Special effects such as embossing, foiling or die cutting are terrific ways to add style and interest to your printed piece. While each one brings a different appeal, setting up your artwork so your piece prints successfully is the same for all three.
The primary goal when setting up your artwork is to make sure your print partner can easily identify the area on your piece that is being embossed, foiled or cut. This is best done by making the special effect you’re using stand out in your print file.
As a first piece of advice, only use professional desktop layout programs such as InDesign or Illustrator to create projects with special effects. Using these programs will allow you to create your file as vector art. This is a must since the machines and presses that read your file to create special effects can only read vector information.
To get started, create a new swatch from the swatches panel in InDesign or Illustrator and give it a name like “foil,” or “emboss,” or “die line” depending on what effect you’re setting up.
Make this swatch’s type Spot Color, then pick a highly noticeable color like magenta and make it 100%. To ensure this spot color does not knock out other print elements, set it to overprint.
You can then go about creating the die line, emboss or foil area on a separate layer in your artwork. This will let you toggle the effect’s visibility on and off as needed.
For foiling and embossing, make the area to be embossed or foiled 100% of your spot color. Only the areas covered by this “spot color” will get embossed or be printed with foil.

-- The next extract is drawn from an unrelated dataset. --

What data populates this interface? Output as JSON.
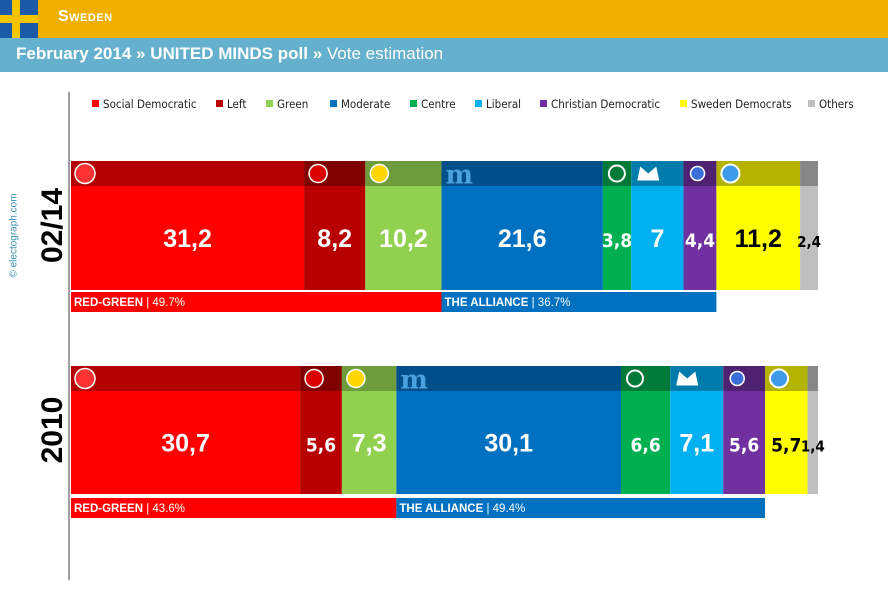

If doing a die cut, make sure you create some space between text or any design elements and the die line. You don’t want to have anything important cut off by the die.
When submitting your file to your printer you can submit all your artwork in one file if you have the special effect set up on its own layer.
However, if you want to be extra careful, you can submit two files—one with your complete artwork including the effect layer, and one with just your special effect layer.